Alors que le prix des médicaments innovants fait débat depuis l'arrivée sur le marché européen du Sovaldi (Sofosbuvir) en 2014, le Conseil économique, social et environnemental (CESE) se saisit de la question avec un avis musclé, adopté ce mercredi (par 176 voix à zéro).
Les innovations se multiplient et leur prix très élevé pourrait conduire à une « sélection des malades » qui en bénéficieront, font valoir les co-rapporteurs, Catherine Pajarès y Sanchez et Christian Saout. Ils font valoir qu'une telle procédure a été mise en œuvre lors de l'arrivée du Sofosbuvir, au départ réservé prioritairement aux patients les plus atteints.
Un nouvel indicateur pour les innovations de rupture
Le CESE énumère plusieurs recommandations pour pérenniser l'accès de tous aux traitements innovants. Pour rendre le système plus transparent, il réclame la mise en place d'études prospectives sur l'impact financier des nouveaux traitements dans la décennie à venir, pourquoi pas réalisées par la Cour des comptes.
Maîtriser les outils de fixation des prix est essentiel.

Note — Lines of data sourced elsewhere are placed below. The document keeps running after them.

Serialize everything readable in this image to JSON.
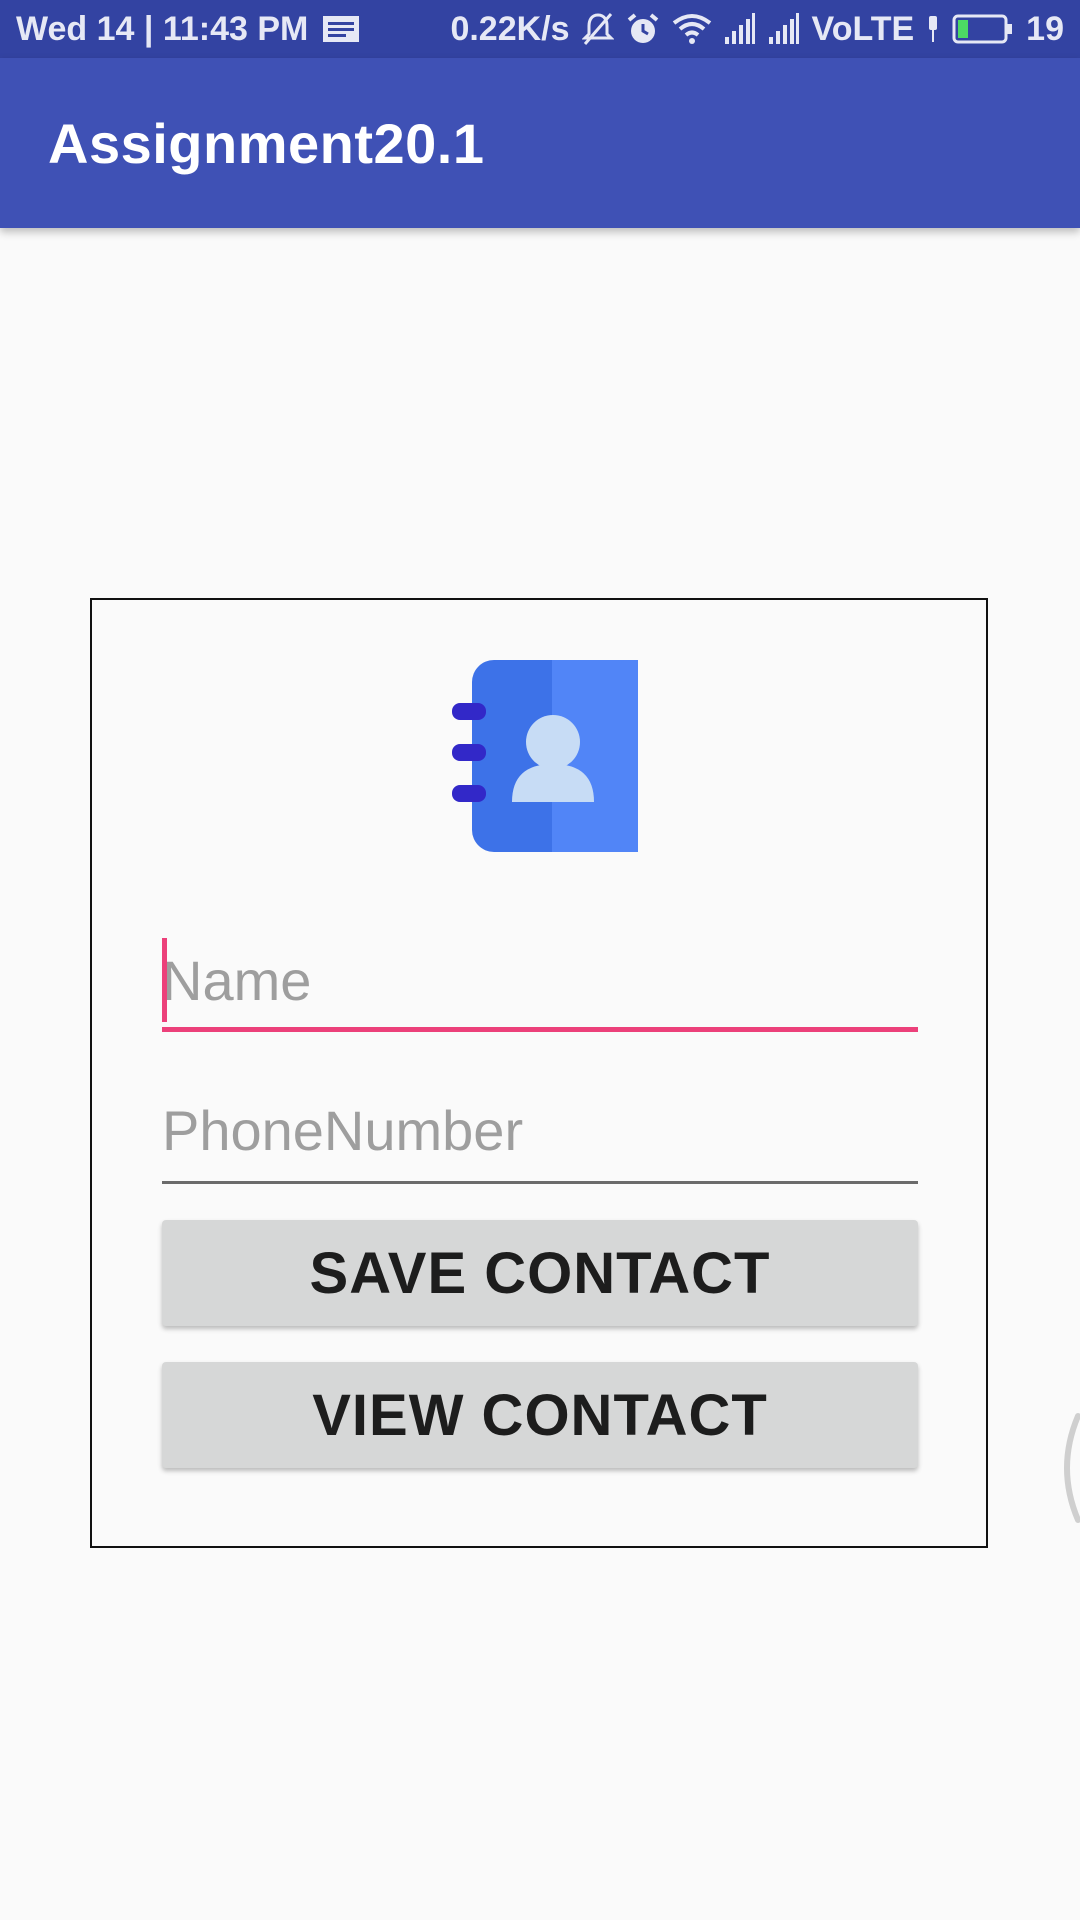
{
  "status_bar": {
    "datetime": "Wed 14 | 11:43 PM",
    "net_speed": "0.22K/s",
    "network_type": "VoLTE",
    "battery": "19",
    "icons": [
      "notification-icon",
      "mute-icon",
      "alarm-icon",
      "wifi-icon",
      "signal-icon",
      "signal-icon",
      "charging-icon",
      "battery-icon"
    ]
  },
  "app_bar": {
    "title": "Assignment20.1"
  },
  "form": {
    "logo_icon": "contact-book-icon",
    "name_placeholder": "Name",
    "name_value": "",
    "phone_placeholder": "PhoneNumber",
    "phone_value": "",
    "save_label": "SAVE CONTACT",
    "view_label": "VIEW CONTACT"
  },
  "colors": {
    "status_bar": "#3343a2",
    "app_bar": "#3f51b5",
    "accent": "#ec407a",
    "button_bg": "#d6d7d7",
    "contact_icon_blue": "#5185f7"
  }
}
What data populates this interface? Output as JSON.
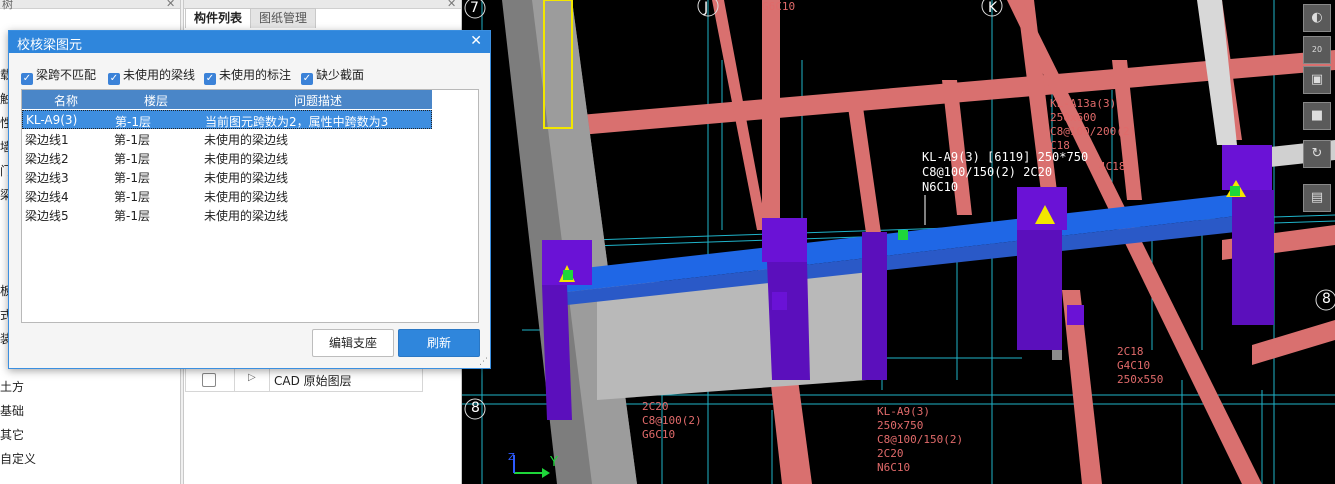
{
  "left_panel": {
    "header": "树",
    "items": [
      "载",
      "触",
      "性",
      "墙",
      "门窗",
      "梁",
      "板",
      "式楼",
      "装修",
      "土方",
      "基础",
      "其它",
      "自定义"
    ]
  },
  "mid_panel": {
    "tabs": [
      "构件列表",
      "图纸管理"
    ],
    "layer_row_label": "CAD 原始图层"
  },
  "dialog": {
    "title": "校核梁图元",
    "filters": [
      "梁跨不匹配",
      "未使用的梁线",
      "未使用的标注",
      "缺少截面"
    ],
    "columns": [
      "名称",
      "楼层",
      "问题描述"
    ],
    "rows": [
      {
        "name": "KL-A9(3)",
        "floor": "第-1层",
        "desc": "当前图元跨数为2，属性中跨数为3",
        "selected": true
      },
      {
        "name": "梁边线1",
        "floor": "第-1层",
        "desc": "未使用的梁边线",
        "selected": false
      },
      {
        "name": "梁边线2",
        "floor": "第-1层",
        "desc": "未使用的梁边线",
        "selected": false
      },
      {
        "name": "梁边线3",
        "floor": "第-1层",
        "desc": "未使用的梁边线",
        "selected": false
      },
      {
        "name": "梁边线4",
        "floor": "第-1层",
        "desc": "未使用的梁边线",
        "selected": false
      },
      {
        "name": "梁边线5",
        "floor": "第-1层",
        "desc": "未使用的梁边线",
        "selected": false
      }
    ],
    "buttons": {
      "edit": "编辑支座",
      "refresh": "刷新"
    }
  },
  "viewport": {
    "axis_labels": [
      "7",
      "J",
      "K",
      "8",
      "8"
    ],
    "annotations": [
      "KL-A9(3) [6119] 250*750",
      "C8@100/150(2) 2C20",
      "N6C10",
      "2C20",
      "C8@100(2)",
      "G6C10",
      "KL-A9(3)",
      "250x750",
      "C8@100/150(2)",
      "2C20",
      "N6C10",
      "2C18",
      "G4C10",
      "250x550",
      "G6C10",
      "4C18",
      "KL-A13a(3)",
      "250x600",
      "C8@100/200(2)",
      "C18"
    ],
    "axes": {
      "y": "Y",
      "z": "Z"
    }
  },
  "toolbar": {
    "zoom_label": "20"
  },
  "colors": {
    "accent": "#2f86dc",
    "beam_pink": "#d9706f",
    "beam_blue": "#1f67e6",
    "column_purple": "#6a12d6",
    "grid_cyan": "#1fb3c9",
    "column_gray": "#8c8c8c"
  }
}
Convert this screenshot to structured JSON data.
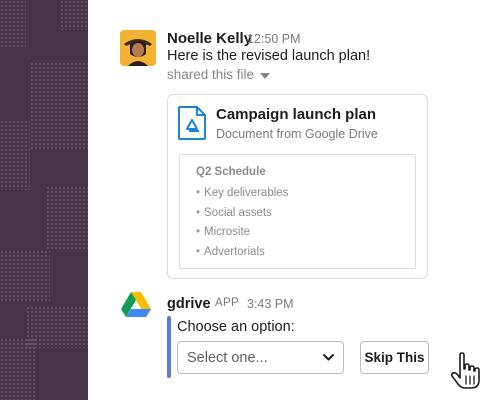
{
  "message": {
    "author": "Noelle Kelly",
    "time": "12:50 PM",
    "text": "Here is the revised launch plan!",
    "shared_label": "shared this file"
  },
  "file_card": {
    "title": "Campaign launch plan",
    "subtitle": "Document from Google Drive",
    "icon": "google-docs-icon",
    "preview": {
      "heading": "Q2 Schedule",
      "items": [
        "Key deliverables",
        "Social assets",
        "Microsite",
        "Advertorials"
      ]
    }
  },
  "app_message": {
    "name": "gdrive",
    "badge": "APP",
    "time": "3:43 PM",
    "prompt": "Choose an option:",
    "select_placeholder": "Select one...",
    "skip_label": "Skip This",
    "icon": "google-drive-icon"
  },
  "colors": {
    "sidebar": "#4a3248",
    "attachment_bar": "#5d7ad8",
    "doc_icon": "#1b84d8"
  }
}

Le CESE juge que l'approche actuelle (service médical rendu et amélioration du SMR) n'est pas pertinente pour des innovations de rupture. L'instance suggère d'étudier pour ces innovations de rupture la faisabilité d'un indicateur unique, comme l'index thérapeutique unique (ITR).
La participation des associations de patients et d'élus aux instances de régulation doit être améliorée. Le CESE souhaite que cette participation, et celle de l'assurance-maladie, soit garantie dans toutes les instances de fixation et régulation prix des médicaments.
Évaluation en vie réelle
Autre proposition : le CESE suggère de privilégier l'évaluation de l'efficacité « en vie réelle » pour les médicaments coûteux de façon à permettre une révision ultérieure des prix.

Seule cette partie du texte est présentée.